We are already aware about dangerous wildfires occurred in USA, Australia, India and many more countries. In 2019, we have seen the destructive Amazon forest wildfires whose effect has seen in lot of countries as cloud of smoke and breathing issues . Although there are fire detection systems in place working, but it didn’t go far enough that it predicts the wildfires before they ever start and which could prevent destruction and losses or at least provide an early alarm to mitigate the effect. We know that there are combinations of factor that leads to a wildfire and we will try to use those factors not all because of unavailability of data at one place and try to predict as far as possible to prevent wildfires.

To achieve our task we are going to use Kaggle 1.88 Million Wildfires data that occurred in the United States from 1992 to 2015. This data has been collected by federal, state and local organization. The total wildfires data says, it has burned around 140 million acres of land during the span of 24-year. We will use this data to model and predict the outcomes. By using better machine learning modelling technique(Algorithms) we will try to predict as closely as possible on existing data(Avoid Overfitting). Once the model is trained, this can be used by local forest department to better prepare for natural disasters(wildfire) and also stop people from using combustible substance near such areas. Once we achieve a good amount of predictability percentage we will try to simulate this technique on some other wildfire data.

ML Formulation:

Available data has lots of features/columns but we have to pick those features which will help us predict causes accurately. There are thirteen different classes or causes of wildfire. => Multi class classification problem

Implementation

Exploratory Data Analysis: Insights

  • We are dealing with imbalance data set.
  • Almost all day of week has seen the wildfires however March, April, July and August are the month which have large wildfires.
  • The most common causes of wildfire are debris burning, Miscellaneous, Arson (the criminal act of deliberately setting fire to property) and natural lighting.
  • After the EDA we can say that states like CA(California), GA(Georgia)and TX(Texas) are largely affected and need more man power and technology to deal with wild fires.
  • Numbers of wild fires caused by ‘lighting’ are covering large area if occurred other than ‘miscellaneous’ .
  • There are no trend in the occurring of wild fires throughout the year so we can’t really predict the number of wildfires for the coming specific years.
  • We have performed various correlation test (Pearson, chi square test) and found very less correlation between the features and feature ,feature and target variable. we are here dealing with categorical and numerical data.
  • We have extracted 9 features to classify the class labels.
  • We have also tried to remove outliers from Latitude and longitude column using Box plot technique.

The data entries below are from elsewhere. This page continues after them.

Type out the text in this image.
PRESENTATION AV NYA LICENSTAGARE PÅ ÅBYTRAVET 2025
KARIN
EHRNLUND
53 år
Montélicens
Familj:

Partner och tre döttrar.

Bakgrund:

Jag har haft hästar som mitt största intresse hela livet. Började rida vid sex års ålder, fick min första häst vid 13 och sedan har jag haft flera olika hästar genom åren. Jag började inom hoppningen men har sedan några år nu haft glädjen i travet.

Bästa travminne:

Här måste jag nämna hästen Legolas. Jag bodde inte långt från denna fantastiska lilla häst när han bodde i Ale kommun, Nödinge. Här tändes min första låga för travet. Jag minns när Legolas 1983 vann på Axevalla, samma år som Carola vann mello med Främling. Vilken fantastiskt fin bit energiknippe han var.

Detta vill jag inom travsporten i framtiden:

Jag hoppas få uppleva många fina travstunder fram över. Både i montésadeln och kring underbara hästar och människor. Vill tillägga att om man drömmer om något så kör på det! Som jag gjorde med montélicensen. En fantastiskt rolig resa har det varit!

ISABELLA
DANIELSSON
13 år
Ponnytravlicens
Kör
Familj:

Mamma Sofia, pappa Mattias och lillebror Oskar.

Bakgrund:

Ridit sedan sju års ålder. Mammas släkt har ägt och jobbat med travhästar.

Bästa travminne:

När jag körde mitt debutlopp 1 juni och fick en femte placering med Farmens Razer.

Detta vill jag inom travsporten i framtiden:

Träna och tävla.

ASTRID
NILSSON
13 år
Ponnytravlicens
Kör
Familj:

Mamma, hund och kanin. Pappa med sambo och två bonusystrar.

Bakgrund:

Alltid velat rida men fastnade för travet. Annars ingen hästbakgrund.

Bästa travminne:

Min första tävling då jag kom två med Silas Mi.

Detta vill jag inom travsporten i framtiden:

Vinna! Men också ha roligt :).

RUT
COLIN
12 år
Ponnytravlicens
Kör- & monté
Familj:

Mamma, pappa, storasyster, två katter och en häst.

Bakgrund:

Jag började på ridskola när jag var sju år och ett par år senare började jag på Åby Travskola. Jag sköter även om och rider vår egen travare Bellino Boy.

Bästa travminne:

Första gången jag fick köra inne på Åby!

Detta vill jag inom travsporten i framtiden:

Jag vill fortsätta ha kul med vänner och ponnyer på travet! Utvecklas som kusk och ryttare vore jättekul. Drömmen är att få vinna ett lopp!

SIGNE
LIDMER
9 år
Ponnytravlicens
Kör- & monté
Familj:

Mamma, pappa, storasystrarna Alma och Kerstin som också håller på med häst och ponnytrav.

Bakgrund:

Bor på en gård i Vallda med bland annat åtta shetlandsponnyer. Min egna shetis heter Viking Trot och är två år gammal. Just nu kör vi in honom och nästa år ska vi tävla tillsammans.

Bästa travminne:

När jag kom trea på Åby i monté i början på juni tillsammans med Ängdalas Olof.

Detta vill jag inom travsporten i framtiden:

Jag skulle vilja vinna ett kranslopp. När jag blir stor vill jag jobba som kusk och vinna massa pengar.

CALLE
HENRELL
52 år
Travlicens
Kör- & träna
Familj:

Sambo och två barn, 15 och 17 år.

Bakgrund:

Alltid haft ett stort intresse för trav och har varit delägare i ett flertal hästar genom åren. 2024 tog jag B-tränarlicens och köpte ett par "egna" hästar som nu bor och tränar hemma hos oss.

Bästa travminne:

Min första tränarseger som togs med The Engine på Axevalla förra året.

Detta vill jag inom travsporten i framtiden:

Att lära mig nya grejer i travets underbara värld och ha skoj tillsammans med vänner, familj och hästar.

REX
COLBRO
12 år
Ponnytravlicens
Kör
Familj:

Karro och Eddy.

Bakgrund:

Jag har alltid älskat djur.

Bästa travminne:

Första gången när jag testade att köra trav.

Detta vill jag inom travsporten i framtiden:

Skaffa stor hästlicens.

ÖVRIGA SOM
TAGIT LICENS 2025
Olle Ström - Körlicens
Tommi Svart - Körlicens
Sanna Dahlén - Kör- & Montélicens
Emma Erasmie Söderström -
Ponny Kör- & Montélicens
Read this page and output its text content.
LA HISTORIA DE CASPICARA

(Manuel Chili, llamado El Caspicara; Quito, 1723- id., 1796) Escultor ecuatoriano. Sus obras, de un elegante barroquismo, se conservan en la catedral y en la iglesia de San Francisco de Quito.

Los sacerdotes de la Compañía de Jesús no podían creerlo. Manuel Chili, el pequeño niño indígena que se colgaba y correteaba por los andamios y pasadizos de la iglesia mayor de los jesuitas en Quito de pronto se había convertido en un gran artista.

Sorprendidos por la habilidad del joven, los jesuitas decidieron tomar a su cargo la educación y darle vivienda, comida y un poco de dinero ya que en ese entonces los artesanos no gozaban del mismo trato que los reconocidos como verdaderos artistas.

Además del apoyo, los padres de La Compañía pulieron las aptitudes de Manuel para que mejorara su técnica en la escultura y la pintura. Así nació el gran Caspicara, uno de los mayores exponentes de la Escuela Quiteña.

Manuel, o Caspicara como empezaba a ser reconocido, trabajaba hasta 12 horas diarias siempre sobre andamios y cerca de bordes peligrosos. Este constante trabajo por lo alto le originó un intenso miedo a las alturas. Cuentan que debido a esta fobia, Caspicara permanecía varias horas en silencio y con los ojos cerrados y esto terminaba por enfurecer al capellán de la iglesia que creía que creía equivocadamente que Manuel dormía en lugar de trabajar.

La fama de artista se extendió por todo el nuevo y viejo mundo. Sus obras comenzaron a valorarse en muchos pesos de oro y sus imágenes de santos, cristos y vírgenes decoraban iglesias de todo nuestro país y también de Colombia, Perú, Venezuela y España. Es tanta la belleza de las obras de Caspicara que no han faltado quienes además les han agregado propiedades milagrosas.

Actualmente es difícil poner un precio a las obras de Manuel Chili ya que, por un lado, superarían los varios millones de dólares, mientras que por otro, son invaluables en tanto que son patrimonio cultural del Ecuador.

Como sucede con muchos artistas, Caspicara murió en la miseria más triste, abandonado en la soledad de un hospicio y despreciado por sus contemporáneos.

what is feature engineering and why we need it?

Feature Engineering: Now this is part which I think is most interesting part where your creativity, domain knowledge, understanding of existing features and business problem come into the picture and it helps to design new features. To have a good performing model or to improve the performance of model we need good features(In simple word quality of insights each feature have, which helps model to have a good performance).so this can be achieved by engineering new features either using existing features(avoiding multi collinearity ) or designing new feature based on domain knowledge.

Fire/Month: we have created the feature which consider the STATE and MONTH and count of number of wildfires.
Number of fires occurred in 10000 sq. KM of area: Using latitude and longitude calculate the area and number of wildfires in that area which shows the count of wildfires occurred in that surrounding location.

Before going forward, point to be noted here:

Data consist of unpredictable human/natural caused wildfires.

We are dealing with heavily imbalanced data set.

We have less features, missing temperature and environment condition information.

After performing feature analysis(Pearson and chi square test) we found that features are not closely correlated to target variable/class labels.

We are using Multi class log loss and confusion matrix as our performance metric. why ? Described below.

Model building:

Note: There are certain hyper-parameters in the shared code that can be fine tuned according to ones requirements. I have tuned them to find a sweet spot between speed, memory and accuracy.

Algorithms

K-NN(K Nearest Neighbors)

Logistic Regression

SVM(Support Vector Machine)

Random Forest Classifier

XGBClassifier

AdaBoostClassifier

Neural Networks

K-NN: K set of vector/points in dataset which is nearest to the query points. In K NN we tries to find the nearest neighbors to the query point with as much as same labels. To find the K value we have performed the hyperparameter tuning and plotted the loss graph from which we found that K=3 is the sweet spot for perfect prediction of causes.

Value of P(Power) in KNN SkLearn library decide the metric used to calculate the distance between the two vectors(Default is 2 which mean Euclidean distance).

Logistic Regression: It is actually a classification technique and can be interpreted in term of geometry, probability and loss function.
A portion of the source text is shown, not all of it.